No Rio, o secretário municipal de Educação, Renan Ferreirinha garante que cumpre a legislação e que a representatividade chegou até ao material didático. A rede tem 660 mil alunos, dos quais 57,41% são pretos ou pardos, segundo dados da secretaria.
— A gente tem a promoção da educação antirracista como pilar central do nosso trabalho — assegura Ferreirinha, acrescentando que uma das ações de sua gestão foi a criar a Gerência de Relações Étnico Raciais, que tem entre suas funções identificar a ampliar boas práticas.
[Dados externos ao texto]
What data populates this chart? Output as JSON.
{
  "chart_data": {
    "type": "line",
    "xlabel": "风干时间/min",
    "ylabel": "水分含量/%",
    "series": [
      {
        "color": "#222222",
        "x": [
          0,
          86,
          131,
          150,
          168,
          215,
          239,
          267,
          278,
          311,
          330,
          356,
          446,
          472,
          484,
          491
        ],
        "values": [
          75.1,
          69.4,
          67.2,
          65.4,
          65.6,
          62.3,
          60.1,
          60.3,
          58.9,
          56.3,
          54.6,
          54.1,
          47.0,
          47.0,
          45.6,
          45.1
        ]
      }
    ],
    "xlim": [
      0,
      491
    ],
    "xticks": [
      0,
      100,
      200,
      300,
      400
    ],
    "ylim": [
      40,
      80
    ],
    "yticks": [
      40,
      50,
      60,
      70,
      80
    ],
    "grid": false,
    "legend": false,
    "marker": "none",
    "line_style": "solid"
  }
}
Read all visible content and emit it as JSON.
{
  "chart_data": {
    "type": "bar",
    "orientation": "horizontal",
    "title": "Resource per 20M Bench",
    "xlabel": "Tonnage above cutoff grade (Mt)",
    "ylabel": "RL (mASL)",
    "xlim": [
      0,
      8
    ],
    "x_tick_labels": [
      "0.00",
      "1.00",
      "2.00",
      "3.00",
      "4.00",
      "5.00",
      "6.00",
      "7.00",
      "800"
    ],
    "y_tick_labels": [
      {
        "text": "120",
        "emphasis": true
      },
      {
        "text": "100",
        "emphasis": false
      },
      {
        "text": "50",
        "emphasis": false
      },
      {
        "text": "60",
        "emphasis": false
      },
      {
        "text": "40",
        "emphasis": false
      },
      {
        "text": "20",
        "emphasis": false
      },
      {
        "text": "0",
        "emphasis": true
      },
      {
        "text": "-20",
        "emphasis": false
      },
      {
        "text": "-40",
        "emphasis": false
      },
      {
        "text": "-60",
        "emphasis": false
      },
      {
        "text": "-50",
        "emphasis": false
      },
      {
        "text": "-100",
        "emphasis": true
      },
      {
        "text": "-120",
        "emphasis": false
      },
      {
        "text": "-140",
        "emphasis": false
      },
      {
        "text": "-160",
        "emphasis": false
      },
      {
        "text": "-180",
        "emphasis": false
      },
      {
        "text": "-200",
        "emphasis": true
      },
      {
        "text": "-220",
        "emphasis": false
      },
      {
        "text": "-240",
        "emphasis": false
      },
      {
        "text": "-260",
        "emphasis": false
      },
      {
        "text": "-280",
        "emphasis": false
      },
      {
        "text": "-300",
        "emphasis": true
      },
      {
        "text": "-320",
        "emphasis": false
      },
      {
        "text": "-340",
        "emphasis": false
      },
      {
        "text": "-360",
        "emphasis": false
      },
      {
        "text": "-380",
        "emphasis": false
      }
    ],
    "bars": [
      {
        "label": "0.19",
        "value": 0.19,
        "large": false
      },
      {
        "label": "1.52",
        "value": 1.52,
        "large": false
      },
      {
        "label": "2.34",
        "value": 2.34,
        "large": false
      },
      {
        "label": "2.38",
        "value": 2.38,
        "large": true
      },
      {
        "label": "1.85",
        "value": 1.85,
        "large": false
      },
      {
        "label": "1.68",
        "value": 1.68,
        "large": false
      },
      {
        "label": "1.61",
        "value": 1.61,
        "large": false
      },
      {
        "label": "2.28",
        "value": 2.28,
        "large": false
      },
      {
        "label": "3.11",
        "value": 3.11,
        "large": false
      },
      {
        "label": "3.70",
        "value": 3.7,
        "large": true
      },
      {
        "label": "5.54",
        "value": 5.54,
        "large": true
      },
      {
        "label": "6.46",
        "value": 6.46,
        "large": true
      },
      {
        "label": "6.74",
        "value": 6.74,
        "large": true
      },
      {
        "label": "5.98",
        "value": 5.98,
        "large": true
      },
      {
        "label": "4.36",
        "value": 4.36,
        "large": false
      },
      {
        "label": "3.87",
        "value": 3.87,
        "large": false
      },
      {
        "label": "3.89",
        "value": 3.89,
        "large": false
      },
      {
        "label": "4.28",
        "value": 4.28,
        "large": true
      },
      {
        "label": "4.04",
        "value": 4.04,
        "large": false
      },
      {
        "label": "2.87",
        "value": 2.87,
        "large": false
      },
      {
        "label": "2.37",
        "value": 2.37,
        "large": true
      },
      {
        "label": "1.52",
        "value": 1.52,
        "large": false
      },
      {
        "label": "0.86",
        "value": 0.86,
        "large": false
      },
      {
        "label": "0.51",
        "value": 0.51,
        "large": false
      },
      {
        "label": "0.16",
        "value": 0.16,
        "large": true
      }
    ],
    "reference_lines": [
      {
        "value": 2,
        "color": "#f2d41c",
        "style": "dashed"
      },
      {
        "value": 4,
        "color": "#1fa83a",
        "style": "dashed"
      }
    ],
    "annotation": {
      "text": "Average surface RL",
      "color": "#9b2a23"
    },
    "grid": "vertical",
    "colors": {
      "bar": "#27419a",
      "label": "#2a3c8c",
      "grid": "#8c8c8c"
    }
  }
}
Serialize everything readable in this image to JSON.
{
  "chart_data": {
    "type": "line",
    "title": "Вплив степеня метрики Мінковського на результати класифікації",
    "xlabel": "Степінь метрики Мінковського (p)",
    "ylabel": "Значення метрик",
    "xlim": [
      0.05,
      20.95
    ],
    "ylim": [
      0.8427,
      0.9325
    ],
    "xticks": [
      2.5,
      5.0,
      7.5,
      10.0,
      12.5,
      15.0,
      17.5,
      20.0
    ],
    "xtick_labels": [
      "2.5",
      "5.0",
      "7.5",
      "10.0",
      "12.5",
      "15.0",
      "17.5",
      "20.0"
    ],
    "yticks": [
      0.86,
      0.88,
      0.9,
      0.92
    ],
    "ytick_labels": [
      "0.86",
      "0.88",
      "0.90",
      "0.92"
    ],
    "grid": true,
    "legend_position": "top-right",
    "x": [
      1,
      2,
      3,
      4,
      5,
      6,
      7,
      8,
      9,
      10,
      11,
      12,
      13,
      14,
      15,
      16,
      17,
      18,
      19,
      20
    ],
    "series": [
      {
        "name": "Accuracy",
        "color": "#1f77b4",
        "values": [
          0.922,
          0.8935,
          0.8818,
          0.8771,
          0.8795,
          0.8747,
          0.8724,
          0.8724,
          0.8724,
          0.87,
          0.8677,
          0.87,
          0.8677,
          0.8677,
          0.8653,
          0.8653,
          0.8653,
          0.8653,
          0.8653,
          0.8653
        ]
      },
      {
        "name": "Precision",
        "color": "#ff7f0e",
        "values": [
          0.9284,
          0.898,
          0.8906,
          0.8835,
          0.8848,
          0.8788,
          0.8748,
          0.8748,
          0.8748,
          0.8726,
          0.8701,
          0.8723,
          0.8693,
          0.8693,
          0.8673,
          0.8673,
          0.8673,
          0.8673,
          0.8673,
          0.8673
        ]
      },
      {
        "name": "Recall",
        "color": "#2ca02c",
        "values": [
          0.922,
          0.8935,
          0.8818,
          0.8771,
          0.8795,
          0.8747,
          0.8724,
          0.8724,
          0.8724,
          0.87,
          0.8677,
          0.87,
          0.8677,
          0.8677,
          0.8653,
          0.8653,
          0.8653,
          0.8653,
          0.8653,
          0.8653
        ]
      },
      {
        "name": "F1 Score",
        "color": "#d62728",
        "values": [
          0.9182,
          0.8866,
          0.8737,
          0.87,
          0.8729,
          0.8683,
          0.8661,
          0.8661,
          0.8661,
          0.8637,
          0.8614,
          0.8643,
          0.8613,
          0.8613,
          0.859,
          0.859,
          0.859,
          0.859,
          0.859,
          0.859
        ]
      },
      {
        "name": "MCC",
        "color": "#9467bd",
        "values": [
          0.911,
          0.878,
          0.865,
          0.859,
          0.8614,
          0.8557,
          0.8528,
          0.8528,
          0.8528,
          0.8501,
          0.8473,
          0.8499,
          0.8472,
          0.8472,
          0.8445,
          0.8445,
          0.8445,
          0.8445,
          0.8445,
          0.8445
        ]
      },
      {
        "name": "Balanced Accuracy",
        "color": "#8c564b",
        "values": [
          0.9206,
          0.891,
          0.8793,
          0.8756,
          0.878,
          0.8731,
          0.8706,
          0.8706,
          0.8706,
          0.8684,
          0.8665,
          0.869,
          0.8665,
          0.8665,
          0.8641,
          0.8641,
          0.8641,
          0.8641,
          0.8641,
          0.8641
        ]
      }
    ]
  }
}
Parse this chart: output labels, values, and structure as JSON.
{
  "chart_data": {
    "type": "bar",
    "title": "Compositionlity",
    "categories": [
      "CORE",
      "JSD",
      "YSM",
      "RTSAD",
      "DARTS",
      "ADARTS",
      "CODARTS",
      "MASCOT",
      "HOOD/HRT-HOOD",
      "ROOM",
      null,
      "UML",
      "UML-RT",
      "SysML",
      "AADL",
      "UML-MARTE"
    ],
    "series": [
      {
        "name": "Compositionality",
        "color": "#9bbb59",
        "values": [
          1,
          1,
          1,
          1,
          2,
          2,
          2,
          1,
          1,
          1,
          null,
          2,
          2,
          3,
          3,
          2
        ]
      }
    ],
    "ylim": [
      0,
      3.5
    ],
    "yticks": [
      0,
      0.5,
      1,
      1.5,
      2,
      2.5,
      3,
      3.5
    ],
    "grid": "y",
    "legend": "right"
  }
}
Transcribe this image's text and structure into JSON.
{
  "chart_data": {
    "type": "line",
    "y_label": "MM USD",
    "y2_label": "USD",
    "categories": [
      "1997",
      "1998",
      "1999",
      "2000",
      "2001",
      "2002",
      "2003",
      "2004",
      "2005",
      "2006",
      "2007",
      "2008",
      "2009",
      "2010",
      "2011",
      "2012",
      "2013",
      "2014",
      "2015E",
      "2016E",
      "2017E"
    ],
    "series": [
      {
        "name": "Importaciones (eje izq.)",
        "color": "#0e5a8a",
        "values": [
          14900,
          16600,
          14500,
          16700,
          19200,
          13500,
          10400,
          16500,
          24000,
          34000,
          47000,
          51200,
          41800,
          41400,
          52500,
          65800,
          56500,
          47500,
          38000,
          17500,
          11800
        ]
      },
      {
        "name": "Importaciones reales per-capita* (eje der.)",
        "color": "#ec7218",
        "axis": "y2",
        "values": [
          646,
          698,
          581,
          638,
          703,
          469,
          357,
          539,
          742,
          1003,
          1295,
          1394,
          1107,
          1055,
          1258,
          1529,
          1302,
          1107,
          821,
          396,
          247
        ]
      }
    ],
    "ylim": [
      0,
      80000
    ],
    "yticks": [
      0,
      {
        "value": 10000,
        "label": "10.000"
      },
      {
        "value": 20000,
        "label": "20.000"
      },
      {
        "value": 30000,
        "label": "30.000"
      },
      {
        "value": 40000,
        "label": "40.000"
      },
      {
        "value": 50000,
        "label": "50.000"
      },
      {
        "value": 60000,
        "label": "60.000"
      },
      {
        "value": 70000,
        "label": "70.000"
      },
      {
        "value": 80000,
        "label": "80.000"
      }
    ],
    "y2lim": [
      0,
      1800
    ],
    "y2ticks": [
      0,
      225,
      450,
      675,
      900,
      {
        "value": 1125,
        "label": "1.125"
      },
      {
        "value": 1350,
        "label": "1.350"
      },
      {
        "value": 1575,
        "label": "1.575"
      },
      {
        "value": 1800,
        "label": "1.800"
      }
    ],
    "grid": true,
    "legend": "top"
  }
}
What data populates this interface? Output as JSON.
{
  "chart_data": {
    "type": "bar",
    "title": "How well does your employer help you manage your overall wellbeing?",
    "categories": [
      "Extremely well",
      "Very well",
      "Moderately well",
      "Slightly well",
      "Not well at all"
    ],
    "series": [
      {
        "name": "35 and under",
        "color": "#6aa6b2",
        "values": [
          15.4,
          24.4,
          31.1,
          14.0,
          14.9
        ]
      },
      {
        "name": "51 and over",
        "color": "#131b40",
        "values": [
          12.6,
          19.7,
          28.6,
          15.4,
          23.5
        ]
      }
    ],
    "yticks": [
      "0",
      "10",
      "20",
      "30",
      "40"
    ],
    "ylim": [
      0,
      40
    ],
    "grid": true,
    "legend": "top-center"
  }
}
A Secretaria estadual de Educação informou que, além de cumprir a lei, promove iniciativas de cunho antirracista.
Agenda Dia de Zumbi
Cortejo pela Consciência Negra:
As ruas da Praça Onze serão tomadas hoje pelo Cortejo da Tia Ciata, a partir de meio-dia, embalado por sambas, ijexá, maracatus, jongos e rodas de capoeira. O grupo sairá do Terreirinho Tia Ciata, passará pela Avenida Presidente Vargas com uma grande reverência de rufar de tambores à estátua de Zumbi dos Palmares. Em seguida, o afrocircuito entra na Avenida Marquês de Sapucaí e retorna para a Praça Onze para o encerramento com uma grande roda de samba e participação de diversos músicos e sambistas. Confirmaram presença no cortejo os grupos Fina Batucada, Cia de Mystérios, Rio Maracatu, Tambores de Olokun, entre outros.
Quilombo Sacopã:
Ao som do Samba Sacopã, a feijoada é servida à vontade (R$ 50) a partir das 14h (entrada a R$ 20). O dia começa hoje com uma roda de conversa com Bia Nunes, presidente da Associação Estadual das Comunidades Quilombolas (às 10h), e roda de jongo. O espaço fica na Rua Sacopã 250, na Lagoa.
Viva Zumbi:
O evento comemorativo marcado para o centro de Niterói foi adiado devido ao tempo instável.